CONCLUSION: there’s a bug somewhere in how multiple replicas write to lammps restart base file, maybe clobbering each other.

since he wrote the lammps side of the proxy, does @akohlmey have a suggestion for me to investigate further ?

There is no bug. You are using the write_restart and read_restart commands incorrectly.

You are using
write_restart colvars-lj-%.restart
But you should be using
write_restart colvars-lj-${RID}.restart

On restart you then need to move the
variable RID world 1 2 3 4
before reading the restart and that command needs to be
read_restart colvars-lj-${RID}.restart

To explain, embedding the ‘%’ character creates a restart file where each MPI rank (of a partition) writes a separate file and rank 0 also a .base.restart file, but all partitions will write to the same file names and thus you are corrupting the restart files.

When using the world style variable (I prefer “universe” style, where you can define more values than you need and thus when you are debugging with fewer replica you won’t get an error) each partition will write its own (single) restart file and then will read it back and restore the state of the colvars fix with the correct replicaID from the binary restart file.

1 Like

i knew there was some clobbering going on but it was my scripts not lammps code, my apologies.

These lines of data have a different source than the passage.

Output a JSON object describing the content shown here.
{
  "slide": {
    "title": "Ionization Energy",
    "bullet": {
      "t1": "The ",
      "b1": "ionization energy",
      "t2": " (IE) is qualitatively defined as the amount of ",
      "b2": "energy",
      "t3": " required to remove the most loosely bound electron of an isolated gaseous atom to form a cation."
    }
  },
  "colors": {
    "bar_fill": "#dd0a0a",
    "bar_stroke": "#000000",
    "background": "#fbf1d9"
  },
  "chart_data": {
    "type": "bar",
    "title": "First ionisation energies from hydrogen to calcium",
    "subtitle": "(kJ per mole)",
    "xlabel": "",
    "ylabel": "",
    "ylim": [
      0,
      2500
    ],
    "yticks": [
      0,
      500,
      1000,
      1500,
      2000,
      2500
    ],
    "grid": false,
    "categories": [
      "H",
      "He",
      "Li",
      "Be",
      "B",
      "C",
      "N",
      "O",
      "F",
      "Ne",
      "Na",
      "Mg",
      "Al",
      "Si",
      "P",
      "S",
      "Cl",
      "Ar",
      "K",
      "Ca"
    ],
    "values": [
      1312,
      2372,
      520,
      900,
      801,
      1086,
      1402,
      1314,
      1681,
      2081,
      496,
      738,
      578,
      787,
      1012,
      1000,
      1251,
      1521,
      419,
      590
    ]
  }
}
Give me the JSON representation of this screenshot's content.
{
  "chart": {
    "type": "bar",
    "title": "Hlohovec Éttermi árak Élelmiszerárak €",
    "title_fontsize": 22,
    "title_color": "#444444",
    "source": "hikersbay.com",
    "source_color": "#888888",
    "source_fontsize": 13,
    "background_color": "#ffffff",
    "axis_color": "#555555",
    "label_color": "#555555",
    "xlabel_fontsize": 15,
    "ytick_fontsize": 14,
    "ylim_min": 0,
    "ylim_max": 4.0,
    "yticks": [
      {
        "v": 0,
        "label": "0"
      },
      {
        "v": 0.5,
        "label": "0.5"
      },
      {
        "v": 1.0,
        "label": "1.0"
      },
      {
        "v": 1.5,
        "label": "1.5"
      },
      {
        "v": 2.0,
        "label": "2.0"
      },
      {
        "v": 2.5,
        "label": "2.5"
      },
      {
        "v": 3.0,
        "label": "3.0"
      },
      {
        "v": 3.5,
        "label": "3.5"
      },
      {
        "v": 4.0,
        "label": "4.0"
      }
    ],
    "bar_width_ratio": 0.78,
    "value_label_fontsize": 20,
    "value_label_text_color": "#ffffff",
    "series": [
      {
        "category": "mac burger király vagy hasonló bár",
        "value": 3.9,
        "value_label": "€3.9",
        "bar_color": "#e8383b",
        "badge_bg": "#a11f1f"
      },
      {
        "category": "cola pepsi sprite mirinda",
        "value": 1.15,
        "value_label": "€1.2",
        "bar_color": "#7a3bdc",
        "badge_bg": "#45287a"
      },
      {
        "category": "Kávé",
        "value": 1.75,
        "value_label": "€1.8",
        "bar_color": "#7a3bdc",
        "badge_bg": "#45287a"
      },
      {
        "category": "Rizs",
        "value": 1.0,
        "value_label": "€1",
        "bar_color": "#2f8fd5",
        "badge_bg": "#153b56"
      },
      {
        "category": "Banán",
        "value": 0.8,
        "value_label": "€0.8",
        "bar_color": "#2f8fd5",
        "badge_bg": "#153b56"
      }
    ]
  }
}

my preference would be the thermo variable part so there’s no need to define a world or universe variable and it’s scalable without editing input script for many different nodes setups (16x40, 32x48, 32x32, 48x64, 20x80) on the 5 clusters i have access to. i also want to measure pmf convergence rates for different configurations on a given cluster (eg. 20x80 vs 10x160 vs 40x40 vs 80x20 …)

i tried two different ways but i cant access the partition information in the script. it has to be available somehow because lammps knows how to write to screen.[0,1,2,…] log files ?

ERROR: Variable evaluation before simulation box is defined (src/variable.cpp:2309)
Last command: read_restart colvars-lj-$(part).restart

ERROR on proc 0: Substitution for illegal variable part (src/input.cpp:666)
Last command: read_restart colvars-lj-${part}.restart

for now ill go with:

variable replicaID universe 0 1 2 3 4 5 6 7 8 9 10 11 12 13 14 15 16 17 18 19 20 &
  21 22 23 24 25 26 27 28 29 30 31 32 33 34 35 36 37 38 39 40 &
  41 42 43 44 45 46 47 48 49 50 51 52 53 54 55 56 57 58 59 60

read_restart   colvars-lj-${replicaID}.restart

neighbor        0.3 bin
neigh_modify    delay 0 every 20 check no

fix 1 all nve
fix 2 all colvars colvars-lj.colvars & 
    output colvars-lj-${replicaID} seed $(v_replicaID+1)

the $(v_replicaID+1) instead of ${replicaID} is needed otherwise i get a zero seed error:

ERROR on proc 0: Invalid seed for Park random # generator (src/random_park.cpp:34)
Last command: fix 2 all colvars colvars-lj.colvars output colvars-lj-{replicaID} seed {replicaID}

This error message is self-explanatory.

This is bogus, since you have not define a variable “part”.

LAMMPS doesn’t use variables to set the replica ID of output file, thus it is not subject to the restrictions on variable evaluations before the system box has been created. Lots of things in LAMMPS must be done after the box is defined and very few things can be done before.

1 Like

@alphataubio Did the simulation run correctly (i.e. writing state files for each replica)?